Extrait du Chapitre III
« Le grand défi qui se présente à nous, qui ressort des problématiques du développement en cette période de mondialisation et qui est rendu encore plus pressant par la crise économique et financière, est celui de montrer, au niveau de la pensée comme des comportements, que non seulement les principes traditionnels de l’éthique sociale, tels que la transparence, l’honnêteté et la responsabilité ne peuvent être négligées ou sous-évaluées, mais aussi que dans les relations marchandes le principe de gratuité et la logique du don, comme expression de la fraternité, peuvent et doivent trouver leur place à l’intérieur de l’activité économique normale. C’est une exigence de l’homme de ce temps, mais aussi une exigence de la raison économique elle-même. C’est une exigence conjointe de la charité et de la vérité. »
« 37. La doctrine sociale de l’Église a toujours soutenu que la justice se rapporte à toutes les phases de l’activité économique, parce qu’elle concerne toujours l’homme et ses exigences. La découverte des ressources, les financements, la production, la consommation et toutes les autres phases du cycle économique ont inéluctablement des implications morales. Ainsi toute décision économique a-t-elle une conséquence de caractère moral. Les sciences sociales et les tendances de l’économie contemporaine le confirment également. Peut-être fut-il un temps pensable de confier en premier lieu à l’économie la tâche de produire des richesses, remettant ensuite à la politique la tâche de les distribuer. Tout ceci se révèle aujourd’hui plus difficile, puisque les activités économiques ne sont pas confinées à l’intérieur des limites territoriales, alors que l’autorité des gouvernements continue à être essentiellement locale. C’est pourquoi les règles de la justice doivent être respectées dès la mise en route du processus économique, et non avant, après ou parallèlement. Il est nécessaire aussi que, sur le marché, soient ouverts des espaces aux activités économiques réalisées par des sujets qui choisissent librement de conformer leur propre agir à des principes différents de ceux du seul profit, sans pour cela renoncer à produire de la valeur économique. Les nombreux types d’économie qui tirent leur origine d’initiatives religieuses et laïques démontrent que cela est concrètement possible. »

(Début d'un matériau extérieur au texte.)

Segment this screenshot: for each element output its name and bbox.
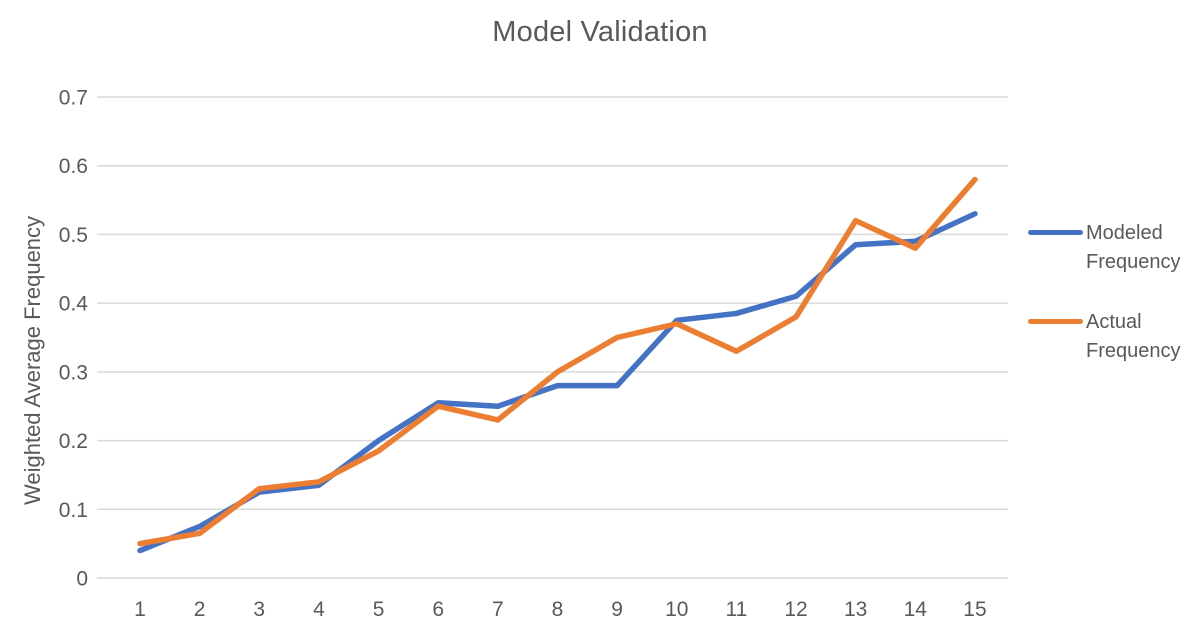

« À l’époque de la mondialisation, l’économie pâtit de modèles de compétition liés à des cultures très différentes les unes des autres. Les comportements économiques et industriels qui en découlent trouvent généralement un point de rencontre dans le respect de la justice commutative. La vie économique a sans aucun doute besoin du contrat pour réglementer les relations d’échange entre valeurs équivalentes. Mais elle a tout autant besoin de lois justes et de formes de redistribution guidées par la politique, ainsi que d’œuvres qui soient marquées par l’esprit du don. L’économie mondialisée semble privilégier la première logique, celle de l’échange contractuel mais, directement ou indirectement, elle montre qu’elle a aussi besoin des deux autres, de la logique politique et de la logique du don sans contrepartie. »
« La gestion de l’entreprise ne peut pas tenir compte des intérêts de ses seuls propriétaires, mais aussi de ceux de toutes les autres catégories de sujets qui contribuent à la vie de l’entreprise: les travailleurs, les clients, les fournisseurs des divers éléments de la production, les communautés humaines qui en dépendent. »
L’empathie de l’homme, démontrée par les actions altruistes et philanthropiques de bien des multi-milliardaires, s’épanouira en l’an 2012, Année internationale des coopératives.